Comme la création de règles de boîte de réception est une technique qui n'est utilisée qu'après la compromission, la protection la plus efficace est la prévention, c'est-à-dire empêcher les attaquants de s'emparer du compte en premier lieu. Toutefois, les entreprises ont également besoin de mesures efficaces de détection et de réaction aux incidents afin d'identifier les comptes attaqués et d'atténuer l'impact de ces attaques. Cela implique une visibilité complète de toutes les actions effectuées dans la boîte de réception de chaque employé et des règles créées, de ce qui a été modifié ou de ce à quoi on a accédé, de l'historique de connexion de l'utilisateur, de l'heure, du lieu et du contexte des e-mails envoyés, et bien plus encore. Les solutions avancées de sécurité de la messagerie basées sur l'IA utilisent ces données pour créer un profil de compte intelligent pour chaque utilisateur et marquent immédiatement toute anomalie, même minime. Une fonction de protection contre l'usurpation d'identité utilise en outre plusieurs signaux tels que les données de connexion, les données de messagerie et les modèles statistiques, associés à des règles, pour détecter une attaque par usurpation de compte.
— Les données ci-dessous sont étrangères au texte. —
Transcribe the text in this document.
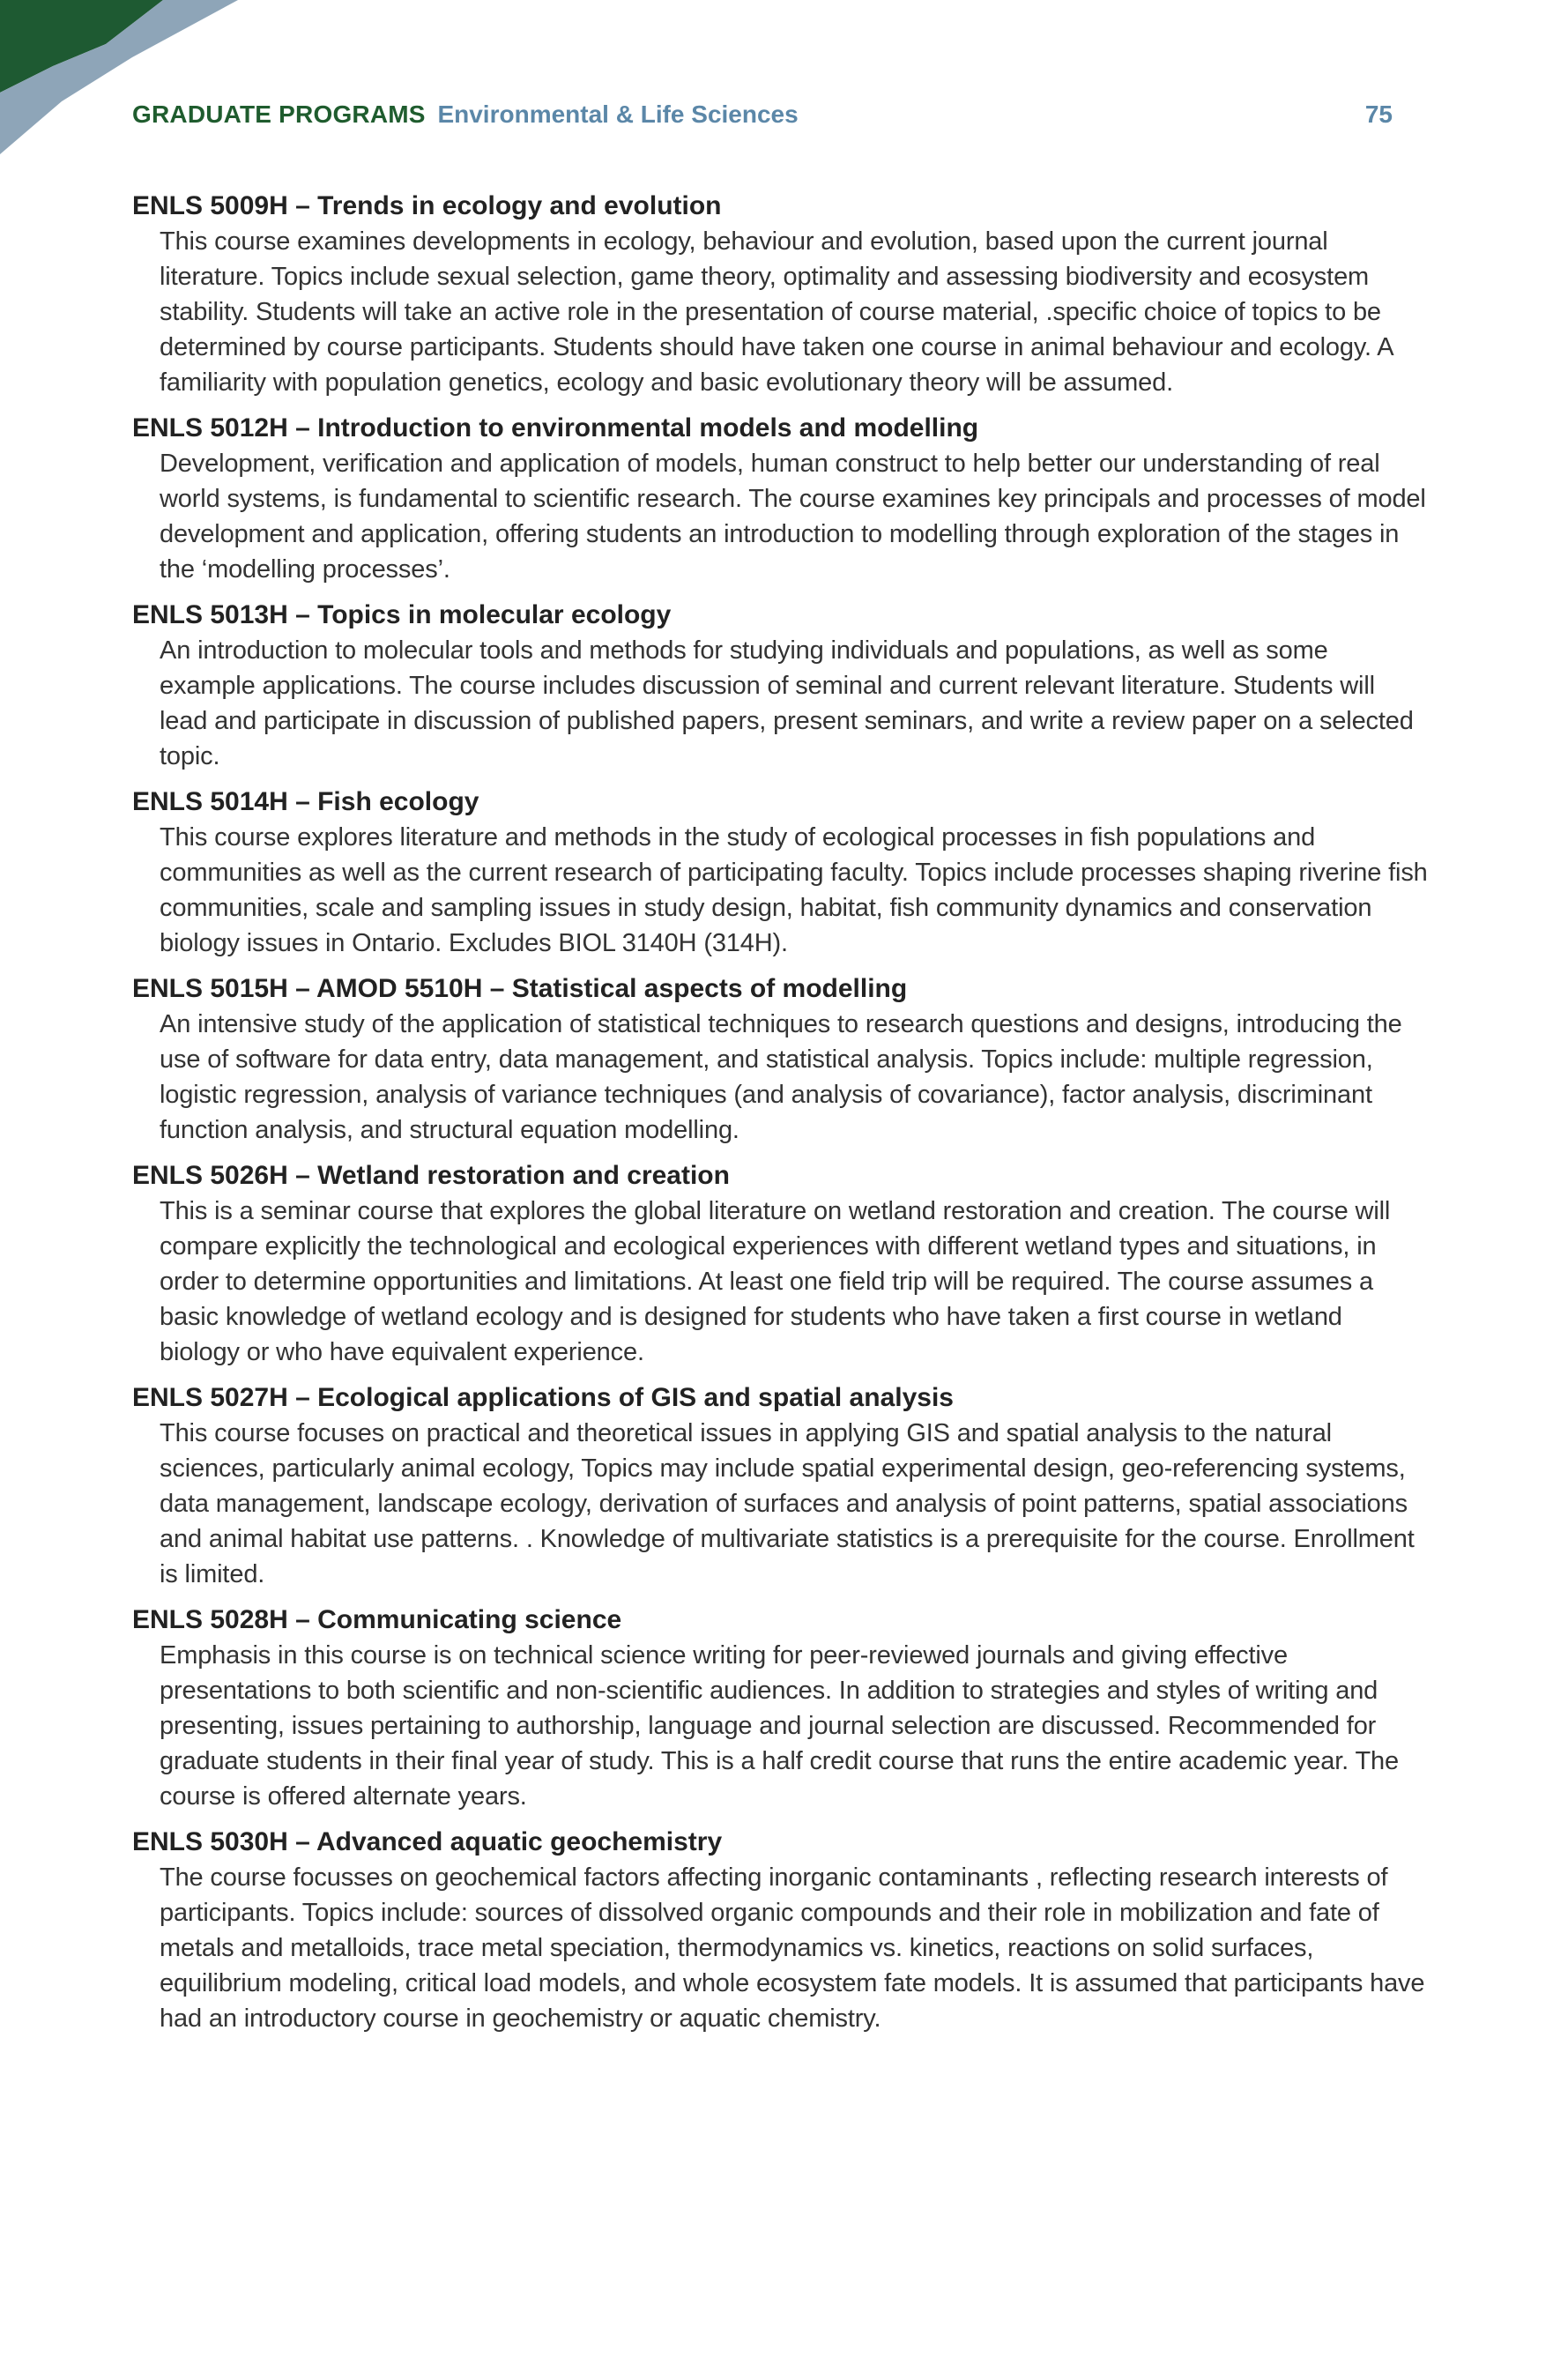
GRADUATE PROGRAMS Environmental & Life Sciences	75
ENLS 5009H – Trends in ecology and evolution
This course examines developments in ecology, behaviour and evolution, based upon the current journal literature. Topics include sexual selection, game theory, optimality and assessing biodiversity and ecosystem stability. Students will take an active role in the presentation of course material, .specific choice of topics to be determined by course participants. Students should have taken one course in animal behaviour and ecology. A familiarity with population genetics, ecology and basic evolutionary theory will be assumed.
ENLS 5012H – Introduction to environmental models and modelling
Development, verification and application of models, human construct to help better our understanding of real world systems, is fundamental to scientific research. The course examines key principals and processes of model development and application, offering students an introduction to modelling through exploration of the stages in the ‘modelling processes’.
ENLS 5013H – Topics in molecular ecology
An introduction to molecular tools and methods for studying individuals and populations, as well as some example applications. The course includes discussion of seminal and current relevant literature. Students will lead and participate in discussion of published papers, present seminars, and write a review paper on a selected topic.
ENLS 5014H – Fish ecology
This course explores literature and methods in the study of ecological processes in fish populations and communities as well as the current research of participating faculty. Topics include processes shaping riverine fish communities, scale and sampling issues in study design, habitat, fish community dynamics and conservation biology issues in Ontario. Excludes BIOL 3140H (314H).
ENLS 5015H – AMOD 5510H – Statistical aspects of modelling
An intensive study of the application of statistical techniques to research questions and designs, introducing the use of software for data entry, data management, and statistical analysis. Topics include: multiple regression, logistic regression, analysis of variance techniques (and analysis of covariance), factor analysis, discriminant function analysis, and structural equation modelling.
ENLS 5026H – Wetland restoration and creation
This is a seminar course that explores the global literature on wetland restoration and creation. The course will compare explicitly the technological and ecological experiences with different wetland types and situations, in order to determine opportunities and limitations. At least one field trip will be required. The course assumes a basic knowledge of wetland ecology and is designed for students who have taken a first course in wetland biology or who have equivalent experience.
ENLS 5027H – Ecological applications of GIS and spatial analysis
This course focuses on practical and theoretical issues in applying GIS and spatial analysis to the natural sciences, particularly animal ecology, Topics may include spatial experimental design, geo-referencing systems, data management, landscape ecology, derivation of surfaces and analysis of point patterns, spatial associations and animal habitat use patterns. . Knowledge of multivariate statistics is a prerequisite for the course. Enrollment is limited.
ENLS 5028H – Communicating science
Emphasis in this course is on technical science writing for peer-reviewed journals and giving effective presentations to both scientific and non-scientific audiences. In addition to strategies and styles of writing and presenting, issues pertaining to authorship, language and journal selection are discussed. Recommended for graduate students in their final year of study. This is a half credit course that runs the entire academic year. The course is offered alternate years.
ENLS 5030H – Advanced aquatic geochemistry
The course focusses on geochemical factors affecting inorganic contaminants , reflecting research interests of participants. Topics include: sources of dissolved organic compounds and their role in mobilization and fate of metals and metalloids, trace metal speciation, thermodynamics vs. kinetics, reactions on solid surfaces, equilibrium modeling, critical load models, and whole ecosystem fate models. It is assumed that participants have had an introductory course in geochemistry or aquatic chemistry.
Enfin, des mesures de détection et de réaction étendues (Extended Detection and Response, XDR) et une surveillance 24h/24 et 7j/7 par un Security Operations Center (SOC), peuvent contribuer à détecter et à neutraliser même les activités profondément cachées et dissimulées. L'abus des règles de boîte de réception est l'une des tactiques les plus perfides des cybercriminels. Les mesures susmentionnées permettent toutefois aux entreprises de se défendre de manière adéquate contre cette menace afin de protéger leurs données et leurs actifs sensibles.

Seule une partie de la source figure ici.